I have three different serial devices connected to three usb-serial converters (FTDI USB-RS232). If I connect them, I get the generic device names /dev/ttyUSBx as expected. When I try to write some udev rules, udevadm shows me the same output for the three devices except in some device serial id attributes.

Those serial id's will change on every device so if I use a different usb-serial converter, my rules won't work anymore. So, I need a way to communicate with the specific device connected to the serial converters and identify it by its response.

"Writing udev rules" HOWTO, says the following about using PROGRAM functionality to call an external program to name devices:

PROGRAM is used for running programs which produce device names (and they shouldn't do anything other than that). When those programs are being executed, the device node has not yet been created, so acting upon the device in any way is not possible,

Rule example: SUBSYSTEM=="usb", PROGRAM="/bin/device_namer %k", SYMLINK+="%c"

so I can't write to /dev/ttyUSBx from there to identify the device. Then, I have the RUN functionality, but it seems that it can't create a new SYMLINK as udev won't get RUN's output.

Rule example: SUBSYSTEM=="usb", RUN="/bin/program"

Can I instruct udev from that RUN script to create the symlink? Or can I create that symlink by hand from there?

Thanks

2

2 Answers

1
votes

Blindly chatting on a serial port automatically the moment it is connected to the computer is quite a scary thing to do. Are you sure you want to do this? First of all it will take some time, which will delay the appearance of the device node if udev has to wait for a result before creating it. If the device happens to be powered off or its serial port is disconnected then you won't be able to name it properly (and you will need to have a timeout to detect this). Finally, if another device besides one of the ones you expect is connected, you may be sending it garbage that has unintended consequences.

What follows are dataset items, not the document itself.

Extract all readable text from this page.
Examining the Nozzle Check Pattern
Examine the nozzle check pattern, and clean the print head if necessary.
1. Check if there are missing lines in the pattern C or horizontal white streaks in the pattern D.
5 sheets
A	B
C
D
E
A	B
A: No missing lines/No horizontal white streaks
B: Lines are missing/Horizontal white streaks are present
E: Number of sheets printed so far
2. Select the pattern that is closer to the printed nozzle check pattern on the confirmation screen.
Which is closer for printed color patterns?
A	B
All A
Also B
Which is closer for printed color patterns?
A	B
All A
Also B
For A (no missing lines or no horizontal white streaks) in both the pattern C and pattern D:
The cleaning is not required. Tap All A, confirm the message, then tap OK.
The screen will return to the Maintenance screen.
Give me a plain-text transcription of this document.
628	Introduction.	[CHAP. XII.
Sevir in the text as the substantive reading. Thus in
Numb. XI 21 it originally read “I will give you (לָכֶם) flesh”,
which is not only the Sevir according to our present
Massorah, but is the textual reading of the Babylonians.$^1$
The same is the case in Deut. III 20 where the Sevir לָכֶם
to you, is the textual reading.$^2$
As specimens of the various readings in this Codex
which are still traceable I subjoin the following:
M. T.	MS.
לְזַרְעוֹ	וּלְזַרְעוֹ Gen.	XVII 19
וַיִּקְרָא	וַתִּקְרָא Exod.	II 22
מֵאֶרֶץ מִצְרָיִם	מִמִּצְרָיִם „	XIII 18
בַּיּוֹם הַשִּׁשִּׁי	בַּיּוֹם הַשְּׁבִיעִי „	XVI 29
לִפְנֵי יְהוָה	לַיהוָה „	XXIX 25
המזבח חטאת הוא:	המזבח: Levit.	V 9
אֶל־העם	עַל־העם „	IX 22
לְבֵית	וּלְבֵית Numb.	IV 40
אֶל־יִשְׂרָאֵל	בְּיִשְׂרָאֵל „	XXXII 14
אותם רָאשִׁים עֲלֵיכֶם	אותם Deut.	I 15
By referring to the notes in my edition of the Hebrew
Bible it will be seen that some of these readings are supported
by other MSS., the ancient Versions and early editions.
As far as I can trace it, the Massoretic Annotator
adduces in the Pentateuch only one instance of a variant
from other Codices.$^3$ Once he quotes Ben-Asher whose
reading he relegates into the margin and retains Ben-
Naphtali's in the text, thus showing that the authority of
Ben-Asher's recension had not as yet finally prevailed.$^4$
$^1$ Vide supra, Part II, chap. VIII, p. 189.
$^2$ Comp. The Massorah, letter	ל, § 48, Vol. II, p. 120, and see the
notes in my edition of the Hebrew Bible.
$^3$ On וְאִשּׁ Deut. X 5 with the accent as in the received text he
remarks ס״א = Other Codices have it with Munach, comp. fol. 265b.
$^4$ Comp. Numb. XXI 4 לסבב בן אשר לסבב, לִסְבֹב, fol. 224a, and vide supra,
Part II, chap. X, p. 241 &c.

You might consider relying on the adaptors' serial numbers to tell them apart, and associate each adaptor to an external device in a consistent fashion. If your adaptors even have real serial numbers instead of placeholder strings like 00000000 then you are already lucky!

Nevertheless, this is how you would do it.

As you suspected, you can't use RUN, because that's too late, the device node has already been created. You have to use PROGRAM. In your program you are going to have to create the device node yourself using mknod because udev hasn't done it yet. You should create a temporary node in a temporary location and destroy it before your program exits.

### Create the temporary device node in /tmp
device="/tmp/udev_device_guesser.$$"
# Note: mknod does not appear to be vulnerable to a symlink attack
mknod "$device" c "$MAJOR" "$MINOR"

### Use this device node to query what's attached to the serial port
insert your code here

### Get rid of the temporary node
rm -f "$device"
exit 0
1
votes

it's actually possible to create a device symlink based on device response, using PROGRAM, despite documentation says. That it's only for symlinks, not device names.

Be aware that every rule that matches AFTER yours and specifies a SYMLINK, should be like this,

SYMLINK+=

so your SIMLINK specification will be concatenated with the new one. In other case, your symlink will be erased.

Best way to know what's happening in udev is setting the log level to debug:

sudo udevadm control --log-priority=debug

You'll find these logs in /var/log/messages or /var/log/syslog, depending on your distro.